Les attrape-vents 2007 - 2009
Vidéo d'accompagnement Mehdi Benboubakeur
2007, Zone d'affluence - promenade des arts inattendus de Mercier
2008, galerie Lilian Rodriguez et Les escales improbables de Montréal
2009, galerie Nuha Al-Ali, Damas, Syrie
2013, Clay and Glass Gallery
2016, Maison des arts de Laval et le musée régonal de Rimouski
2018, musée national des beaux-arts du Québec, exposition Fait Mains
Vidéo de Mehdi Benboubakeur












Les attrape-vents
Galerie Lilian Rodriguez, 2008
« Les attrape-vents » sont nés à un moment précis de ma démarche alors que je produisais une série d’œuvres intitulées « les vents » et que mon travail de collaboration avec des musiciens s’amorçait. J’ai toujours considéré que la forme d’une pièce était définie autant par son volume que par l’espace intérieur et extérieur qu’elle occupe. Comme le dit le tao chinois « De l’argile, nous faisons un pot, mais c’est le vide à l’intérieur qui retient ce que nous voulons ». Il m’est donc apparu évident que les motifs gravés sur les parois extérieures « des vents » trouveraient aussi leur sens à l’intérieur des pièces, là où se déploie le vide et s’amplifie le son. J’ai donc retourné, comme un gant, mes pièces sur elles-mêmes.

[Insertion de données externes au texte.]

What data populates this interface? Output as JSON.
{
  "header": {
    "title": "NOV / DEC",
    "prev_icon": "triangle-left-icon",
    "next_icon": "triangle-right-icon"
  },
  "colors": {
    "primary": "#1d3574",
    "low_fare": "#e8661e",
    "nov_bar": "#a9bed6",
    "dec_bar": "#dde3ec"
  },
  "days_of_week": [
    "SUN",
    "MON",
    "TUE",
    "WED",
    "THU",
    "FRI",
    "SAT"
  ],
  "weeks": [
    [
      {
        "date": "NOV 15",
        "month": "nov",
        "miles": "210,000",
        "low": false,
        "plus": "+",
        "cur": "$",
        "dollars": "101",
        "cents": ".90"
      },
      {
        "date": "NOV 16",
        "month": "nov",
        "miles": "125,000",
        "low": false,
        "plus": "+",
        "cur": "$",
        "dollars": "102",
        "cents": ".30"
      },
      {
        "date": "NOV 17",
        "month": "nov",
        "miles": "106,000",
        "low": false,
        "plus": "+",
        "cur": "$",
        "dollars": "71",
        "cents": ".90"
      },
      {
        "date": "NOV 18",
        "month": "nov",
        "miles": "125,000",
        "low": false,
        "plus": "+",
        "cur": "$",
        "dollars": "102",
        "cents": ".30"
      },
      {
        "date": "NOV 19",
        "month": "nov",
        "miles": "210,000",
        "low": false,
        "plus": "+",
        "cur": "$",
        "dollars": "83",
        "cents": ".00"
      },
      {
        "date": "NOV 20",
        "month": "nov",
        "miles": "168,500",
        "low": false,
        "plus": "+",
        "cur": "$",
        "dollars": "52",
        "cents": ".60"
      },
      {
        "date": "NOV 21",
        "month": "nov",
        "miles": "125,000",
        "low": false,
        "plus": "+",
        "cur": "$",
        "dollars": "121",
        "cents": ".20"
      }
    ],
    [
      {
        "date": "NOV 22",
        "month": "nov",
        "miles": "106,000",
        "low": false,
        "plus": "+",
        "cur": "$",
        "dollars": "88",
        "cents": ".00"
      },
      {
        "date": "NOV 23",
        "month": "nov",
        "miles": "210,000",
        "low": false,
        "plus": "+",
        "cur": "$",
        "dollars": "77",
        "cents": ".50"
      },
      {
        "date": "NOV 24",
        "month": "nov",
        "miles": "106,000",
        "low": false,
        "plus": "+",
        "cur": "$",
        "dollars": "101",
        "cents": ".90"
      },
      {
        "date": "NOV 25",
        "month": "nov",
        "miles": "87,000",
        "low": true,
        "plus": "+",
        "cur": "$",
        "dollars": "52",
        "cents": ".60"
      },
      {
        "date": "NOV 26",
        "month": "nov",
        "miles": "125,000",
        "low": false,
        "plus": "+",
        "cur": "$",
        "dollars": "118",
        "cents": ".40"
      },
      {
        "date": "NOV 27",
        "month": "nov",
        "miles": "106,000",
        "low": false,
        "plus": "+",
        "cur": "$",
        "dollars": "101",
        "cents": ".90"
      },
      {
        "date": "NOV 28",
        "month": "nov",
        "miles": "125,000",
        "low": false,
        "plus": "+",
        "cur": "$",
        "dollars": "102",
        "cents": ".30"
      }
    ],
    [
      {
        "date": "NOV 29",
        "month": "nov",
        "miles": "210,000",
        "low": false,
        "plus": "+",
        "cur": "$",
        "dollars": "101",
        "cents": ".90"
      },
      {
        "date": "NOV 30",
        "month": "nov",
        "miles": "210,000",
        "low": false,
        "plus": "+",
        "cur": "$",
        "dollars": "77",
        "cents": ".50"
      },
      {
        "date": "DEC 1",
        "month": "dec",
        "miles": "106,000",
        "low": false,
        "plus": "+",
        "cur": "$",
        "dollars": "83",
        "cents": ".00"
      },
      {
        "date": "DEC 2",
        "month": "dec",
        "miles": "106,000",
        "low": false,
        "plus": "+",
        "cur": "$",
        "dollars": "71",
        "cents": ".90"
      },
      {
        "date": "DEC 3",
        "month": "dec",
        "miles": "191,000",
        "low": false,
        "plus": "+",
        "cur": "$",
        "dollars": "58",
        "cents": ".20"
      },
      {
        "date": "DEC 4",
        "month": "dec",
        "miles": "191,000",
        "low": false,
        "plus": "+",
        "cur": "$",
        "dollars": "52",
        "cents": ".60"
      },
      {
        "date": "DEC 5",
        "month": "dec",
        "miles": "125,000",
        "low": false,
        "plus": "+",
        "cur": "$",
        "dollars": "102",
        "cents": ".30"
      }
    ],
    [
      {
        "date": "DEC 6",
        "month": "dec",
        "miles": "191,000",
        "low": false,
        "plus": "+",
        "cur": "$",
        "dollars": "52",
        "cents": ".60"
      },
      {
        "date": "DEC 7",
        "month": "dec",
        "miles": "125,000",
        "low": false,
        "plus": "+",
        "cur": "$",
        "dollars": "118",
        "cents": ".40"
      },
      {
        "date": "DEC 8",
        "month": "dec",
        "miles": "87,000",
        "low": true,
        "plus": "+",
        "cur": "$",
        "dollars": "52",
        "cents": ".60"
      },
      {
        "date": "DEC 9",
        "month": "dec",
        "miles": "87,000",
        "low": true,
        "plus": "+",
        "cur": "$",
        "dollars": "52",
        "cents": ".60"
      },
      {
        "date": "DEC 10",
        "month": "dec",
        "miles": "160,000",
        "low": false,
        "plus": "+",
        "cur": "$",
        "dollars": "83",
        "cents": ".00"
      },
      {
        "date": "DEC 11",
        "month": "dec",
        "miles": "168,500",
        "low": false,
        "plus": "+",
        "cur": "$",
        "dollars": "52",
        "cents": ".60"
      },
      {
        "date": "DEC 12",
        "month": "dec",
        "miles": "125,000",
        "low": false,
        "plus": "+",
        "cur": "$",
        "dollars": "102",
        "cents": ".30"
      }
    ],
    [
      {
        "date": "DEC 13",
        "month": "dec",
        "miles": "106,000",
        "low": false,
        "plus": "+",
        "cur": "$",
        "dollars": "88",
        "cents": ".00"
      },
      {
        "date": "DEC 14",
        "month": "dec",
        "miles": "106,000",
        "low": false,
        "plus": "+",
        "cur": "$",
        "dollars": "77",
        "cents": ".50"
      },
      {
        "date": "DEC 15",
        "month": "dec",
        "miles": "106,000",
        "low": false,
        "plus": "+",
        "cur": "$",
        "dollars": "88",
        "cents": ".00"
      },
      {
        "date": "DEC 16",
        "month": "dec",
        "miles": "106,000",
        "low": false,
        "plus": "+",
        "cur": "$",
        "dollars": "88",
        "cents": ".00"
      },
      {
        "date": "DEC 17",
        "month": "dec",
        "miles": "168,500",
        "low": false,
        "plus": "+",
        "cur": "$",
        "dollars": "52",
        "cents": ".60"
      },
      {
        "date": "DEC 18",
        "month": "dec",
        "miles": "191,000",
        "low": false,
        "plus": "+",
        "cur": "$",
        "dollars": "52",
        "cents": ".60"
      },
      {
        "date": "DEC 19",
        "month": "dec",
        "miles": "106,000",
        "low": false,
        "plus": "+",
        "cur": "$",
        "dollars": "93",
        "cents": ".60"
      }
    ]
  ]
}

Les motifs que je grave sur l’argile s’inspirent des cartes des vents ou cartes isobariques. Sur ces cartes, on peut lire les directions et les variations d’intensité des vents. Ces graphiques, qui traduisent la puissance des vents, étonnent aussi par leur esthétisme où les courbes et les lignes se lovent dans un mouvement qui apparaît fluide et changeant. En associant les caractéristiques du vent à mon savoir-faire de potière, je fixe les motifs représentant autant l’énergie et la force que le vent génère que les pressions et les manipulations que j’exerce sur l’argile en transformation pour l’élévation d’un pot. Par sa nature, le vent ne monte-t-il pas et ne redescend-il pas aussi dans un mouvement perpétuel et circulaire? Si cette force agissante du vent qui court est perceptible directement par nos sens, elle n’en est pas moins insaisissable malgré les phénomènes qu’elle crée et ces pouvoirs sur l’environnement. On ne peut qu’essayer d’en saisir l’amplitude. De la même manière, « les attrape-vents », tout comme mes sculptures précédentes, cherchent à montrer cette dynamique invisible de l’espace.
Travaillant cette réflexion autrement, j’ai aussi réalisé une série de « dessins » sur papier suivant la méthode de transfert. En roulant l’argile crue sur du papier, l’humidité de la terre absorbée par le papier combinée au retrait de la terre en séchant froisse et plisse le papier afin de créer des dessins en reliefs. Ce travail de transfert met en mouvement toutes les forces en jeu, celles de l’argile, de mes mains qui imposent une forme à la terre et du papier qui par les qualités de ses fibres et de son épaisseur participe aussi à l’émergence de ces impressions. Ces dessins se présentent donc comme des topographies imaginaires qui retracent le déplacement de l’humidité de la terre dans l’atmosphère du papier.
En conjuguant les papiers et les attrape-vents, il se crée une étonnante rencontre visuelle entre les plis des papiers et les motifs de la porcelaine. La disparité des matières en jeu s’estompe au profit d’une lecture en continu d’un motif à un autre. La blancheur des papiers et celle de la porcelaine retiennent la lumière et révèlent le relief encore davantage. Finalement, cette rencontre traduit la perméabilité et l’interaction des différentes forces en présence et le souffle qui l’anime.
Finalement, une bande vidéo accompagne cette exposition. Il s’agit d’une œuvre que j’ai réalisée en collaboration avec le cinéaste indépendant Mehdi Benboubakeur. Le film a été tourné à l’intérieur de trois attrape-vents. Bien que les motifs et les dessins soient magnifiés par la caméra et la lumière, c’est le mouvement qui devient ici le sujet principal de l’œuvre. Non pas celui de la caméra puisqu’elle est fixe, mais celui des attrape-vents qui tournent sur eux-mêmes. Ce faisant, c’est la matière, l’argile qui retrouve sa souplesse et sa malléabilité d’origine.